Arbeitslosigkeit ist ein wichtiges Thema

Zum Auftakt der Zusammenkunft malten die Jugendlichen aus Deutschland und Großbritannien ihre Träumen und Idealvorstellungen von der eigenen Zukunft. Ein Haus im Grünen, eine glückliche Familie und aufregende Reisen - die Wünsche junger Menschen sind überall in Europa ähnlich. Doch der Weg dahin kann steinig sein. Voraussetzungen, mit denen sich so mancher Traum realisieren lässt, sind ein befriedigender Job und eine gute Ausbildung.

Obwohl die Gefahr, als junger Erwachsener arbeitslos zu werden und keinen Ausbildungsplatz zu finden, in Großbritannien größer ist als in Deutschland, setzten sich beide Gruppen intensiv mit dem Problem der Jugendarbeitslosigkeit auseinander. Es wurde schnell deutlich, wie wichtig Arbeit und Ausbildung für Jugendliche unabhängig von der Staatszugehörigkeit ist.

In Rollenspielen setzten sich die Mädchen und Jungen mit der Suche nach dem passenden Job auseinander. Sie schlüpften in die Rolle von Arbeitslosen, die sich in Deutschland bei der Agentur für Arbeit vorstellen oder nahmen die Position des Beraters einer Arbeitsagentur ein. In einer anderen Rolle stellten sie typische Situationen einer Berufsberatung in England und Deutschland nach.

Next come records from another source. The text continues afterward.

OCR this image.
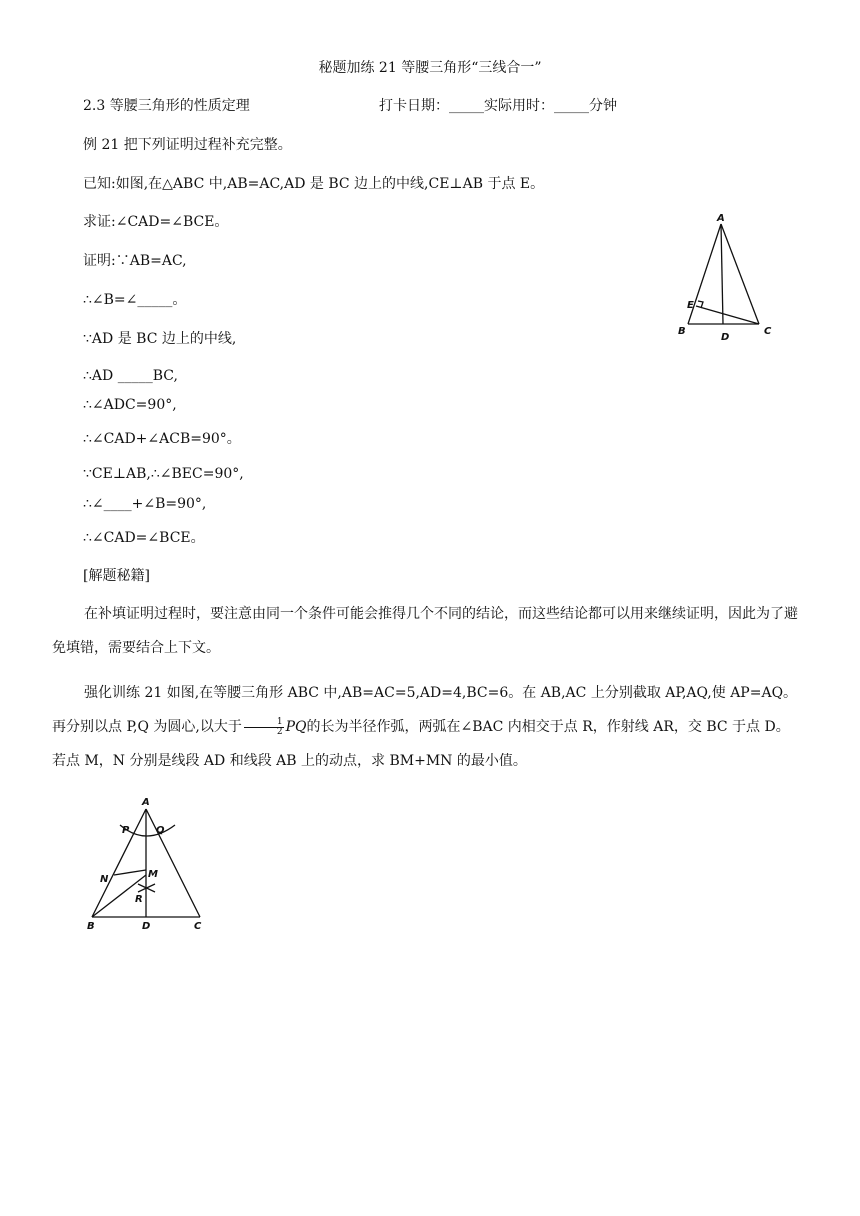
秘题加练 21 等腰三角形“三线合一”
2.3 等腰三角形的性质定理	打卡日期：_____实际用时：_____分钟
例 21 把下列证明过程补充完整。
已知:如图,在△ABC 中,AB=AC,AD 是 BC 边上的中线,CE⊥AB 于点 E。
求证:∠CAD=∠BCE。
证明:∵AB=AC,
∴∠B=∠_____。
∵AD 是 BC 边上的中线,
∴AD _____BC,
∴∠ADC=90°,
∴∠CAD+∠ACB=90°。
∵CE⊥AB,∴∠BEC=90°,
∴∠____+∠B=90°,
∴∠CAD=∠BCE。
A
B	C
D
E
[解题秘籍]
在补填证明过程时，要注意由同一个条件可能会推得几个不同的结论，而这些结论都可以用来继续证明，因此为了避免填错，需要结合上下文。
强化训练 21 如图,在等腰三角形 ABC 中,AB=AC=5,AD=4,BC=6。在 AB,AC 上分别截取 AP,AQ,使 AP=AQ。再分别以点 P,Q 为圆心,以大于 $\frac{1}{2}$ PQ的长为半径作弧，两弧在∠BAC 内相交于点 R，作射线 AR，交 BC 于点 D。若点 M，N 分别是线段 AD 和线段 AB 上的动点，求 BM+MN 的最小值。
A
P	Q
N	M
R
B	D	C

Youth Councils erleichtern Zugang zur Politik

Ein weiteres Thema des Treffens war die Teilhabe junger Menschen am politischen Prozess. In Großbritannien haben Jugendliche durch School Parliaments, die es bereits in Grundschulen gibt, und die Youth Councils schon früh einen Zugang zur Politik. Sie können in diesen Gremien ihre Anliegen vorbringen und die Entscheidungsfindung auf kommunaler Ebene beeinflussen. Junge Briten sind durch die Teilnahme an den Youth Councils generell politisch stärker interessiert. Sie wissen, wie und wo sie ein Anliegen vortragen und ihre Stimme erheben können.

"Solch eine Einrichtung fehlt den jungen Menschen in Deutschland und würde ihnen helfen, ihr Interesse für Politik zu stärken", lautete der Tenor der britischen Gäste und der deutschen Gastgeber. Außerdem kamen beide Gruppen zu dem Schluss, dass Jugendarbeit in Großbritannien professioneller ist und vom Staat und den Kommunen finanziell besser unterstützt wird.

Gemeinsame Politikverdrossenheit

Eine traurige Parallele zwischen beiden Gruppen ist die vorherrschende Politikverdrossenheit. Sowohl die Schülerinnen und Schüler aus Göttingen als auch ihre britischen Gäste glauben, dass die politische Klasse beider Staaten und ganz Europas von Korruption durchsetzt ist. Beide Gruppen nehmen den politischen Betrieb negativ wahr. Auf eine Verbesserung dieser Situation hoffen sie kaum.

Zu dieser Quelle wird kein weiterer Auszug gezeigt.